The legal challenge, brought by the Democratic Alliance (DA), threatens to expose deep fractures within the Government of National Unity (GNU) and raises questions about its long-term viability.
The DA seeks an urgent interdict to halt the planned 0.5% VAT increase, due to take effect on May 1, which would raise the rate from 15% to 15.5%. A further increase to 16% is planned for April 2026. The National Treasury estimates the hike could generate approximately $717 million to support the country’s strained fiscus.

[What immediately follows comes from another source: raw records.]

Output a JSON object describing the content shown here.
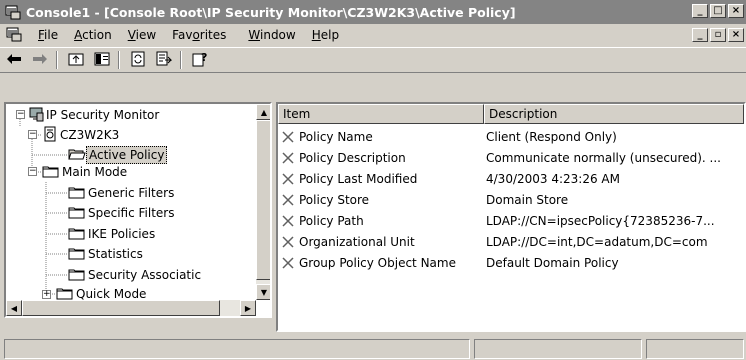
{
  "window": {
    "title": "Console1 - [Console Root\\IP Security Monitor\\CZ3W2K3\\Active Policy]",
    "app_icon": "mmc-console-icon",
    "controls": [
      "minimize",
      "maximize",
      "close"
    ]
  },
  "menubar": {
    "items": [
      {
        "label": "File",
        "mnemonic": "F"
      },
      {
        "label": "Action",
        "mnemonic": "A"
      },
      {
        "label": "View",
        "mnemonic": "V"
      },
      {
        "label": "Favorites",
        "mnemonic": "o"
      },
      {
        "label": "Window",
        "mnemonic": "W"
      },
      {
        "label": "Help",
        "mnemonic": "H"
      }
    ]
  },
  "toolbar": {
    "buttons": [
      "back-arrow-icon",
      "forward-arrow-icon",
      "up-folder-icon",
      "show-hide-tree-icon",
      "refresh-icon",
      "export-list-icon",
      "help-icon"
    ]
  },
  "tree": {
    "nodes": [
      {
        "label": "IP Security Monitor",
        "icon": "monitor-icon",
        "expander": "−"
      },
      {
        "label": "CZ3W2K3",
        "icon": "computer-icon",
        "expander": "−"
      },
      {
        "label": "Active Policy",
        "icon": "folder-open-icon",
        "selected": true
      },
      {
        "label": "Main Mode",
        "icon": "folder-icon",
        "expander": "−"
      },
      {
        "label": "Generic Filters",
        "icon": "folder-icon"
      },
      {
        "label": "Specific Filters",
        "icon": "folder-icon"
      },
      {
        "label": "IKE Policies",
        "icon": "folder-icon"
      },
      {
        "label": "Statistics",
        "icon": "folder-icon"
      },
      {
        "label": "Security Associatic",
        "icon": "folder-icon"
      },
      {
        "label": "Quick Mode",
        "icon": "folder-icon",
        "expander": "+"
      }
    ]
  },
  "list": {
    "columns": [
      "Item",
      "Description"
    ],
    "rows": [
      {
        "item": "Policy Name",
        "description": "Client (Respond Only)"
      },
      {
        "item": "Policy Description",
        "description": "Communicate normally (unsecured). ..."
      },
      {
        "item": "Policy Last Modified",
        "description": "4/30/2003 4:23:26 AM"
      },
      {
        "item": "Policy Store",
        "description": "Domain Store"
      },
      {
        "item": "Policy Path",
        "description": "LDAP://CN=ipsecPolicy{72385236-7..."
      },
      {
        "item": "Organizational Unit",
        "description": "LDAP://DC=int,DC=adatum,DC=com"
      },
      {
        "item": "Group Policy Object Name",
        "description": "Default Domain Policy"
      }
    ]
  },
  "colors": {
    "titlebar_inactive": "#848484",
    "face": "#d4d0c8"
  }
}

In court papers, Godongwana argues the VAT hike cannot be halted at this stage. However, the DA contends that the process followed in adopting the fiscal framework was flawed. It claims that during a joint sitting of Parliament, there was no clear consensus on whether political parties accepted or amended the framework, which was based on reports from the finance committees.
Cameron Phillips, a Senior Associate at Ulrich Roux & Associates, explained the urgency of the DA’s application. “It hinges on two legal points, the adoption of the fiscal framework and the suspension of the VAT implementation, including preventing SARS from collecting the higher rate,” he said.

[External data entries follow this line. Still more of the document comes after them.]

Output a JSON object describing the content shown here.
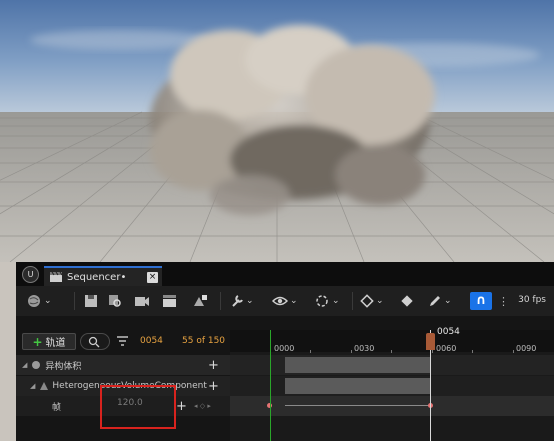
{
  "tab": {
    "title": "Sequencer•",
    "close": "×"
  },
  "toolbar": {
    "fps": "30 fps",
    "magnet": "∩"
  },
  "controls": {
    "add_track": "轨道",
    "add_plus": "+",
    "current_frame": "0054",
    "frame_count": "55 of 150"
  },
  "outliner": {
    "rows": [
      {
        "label": "异构体积",
        "plus": "+"
      },
      {
        "label": "HeterogeneousVolumeComponent",
        "plus": "+"
      },
      {
        "label": "帧",
        "value": "120.0",
        "plus": "+",
        "keynav": "◂ ◇ ▸"
      }
    ]
  },
  "timeline": {
    "playhead_label": "0054",
    "ticks": [
      "0000",
      "0030",
      "0060",
      "0090"
    ]
  },
  "colors": {
    "accent": "#2f6fd1",
    "highlight_box": "#d8231e",
    "playhead": "#a85a37",
    "start_marker": "#2aa62a"
  }
}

Phillips noted that for the interdict to succeed, the DA must demonstrate a prima facie right, irreparable harm, and that no suitable alternative remedy exists.

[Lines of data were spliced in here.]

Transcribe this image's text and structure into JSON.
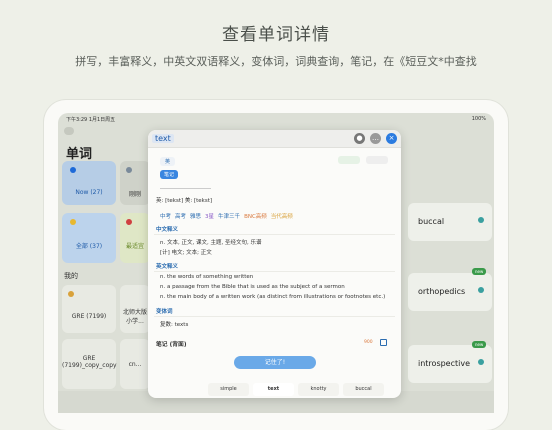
{
  "promo": {
    "title": "查看单词详情",
    "subtitle": "拼写，丰富释义，中英文双语释义，变体词，词典查询，笔记，在《短豆文*中查找"
  },
  "status": {
    "time": "下午3:29  1月1日周五",
    "battery": "100%"
  },
  "library": {
    "title": "单词",
    "tiles": [
      {
        "label": "Now (27)"
      },
      {
        "label": "刚刚"
      },
      {
        "label": "全部 (37)"
      },
      {
        "label": "最适宜"
      }
    ],
    "section": "我的",
    "decks": [
      {
        "label": "GRE (7199)"
      },
      {
        "label": "北师大版 小学..."
      },
      {
        "label": "GRE (7199)_copy_copy"
      },
      {
        "label": "cn..."
      }
    ]
  },
  "right_words": [
    "buccal",
    "orthopedics",
    "introspective"
  ],
  "right_badges": [
    "new",
    "new"
  ],
  "modal": {
    "word": "text",
    "dict_btn": "英",
    "note_tag": "笔记",
    "phonetic": "英: [tekst] 美: [tekst]",
    "tags": [
      "中考",
      "高考",
      "雅思",
      "3星",
      "牛津三千",
      "BNC高频",
      "当代高频"
    ],
    "tag_colors": [
      "#2b6cb0",
      "#2b6cb0",
      "#2b6cb0",
      "#8a5cc7",
      "#2b6cb0",
      "#d9773b",
      "#d9a23b"
    ],
    "cn_label": "中文释义",
    "cn_lines": [
      "n. 文本, 正文, 课文, 主题, 圣经文句, 乐谱",
      "[计] 电文; 文本; 正文"
    ],
    "en_label": "英文释义",
    "en_lines": [
      "n. the words of something written",
      "n. a passage from the Bible that is used as the subject of a sermon",
      "n. the main body of a written work (as distinct from illustrations or footnotes etc.)"
    ],
    "variant_label": "变体词",
    "variant_line": "复数: texts",
    "notes_label": "笔记 (背面)",
    "notes_count": "900",
    "remember_btn": "记住了!"
  },
  "bottom_words": [
    "simple",
    "text",
    "knotty",
    "buccal"
  ]
}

A second part of the case, to be heard at a later date, seeks to declare Section 7(4) of the VAT Act unconstitutional. The DA argues it grants the Finance Minister excessive authority to raise taxes without full parliamentary approval.
Economist Azar Jammine downplayed the economic impact of the VAT increase but warned of greater political risks. “If this dispute causes the GNU to collapse, the ANC may turn to populist allies, risking fiscal discipline, surging debt, currency collapse, and a loss of international confidence,” he said.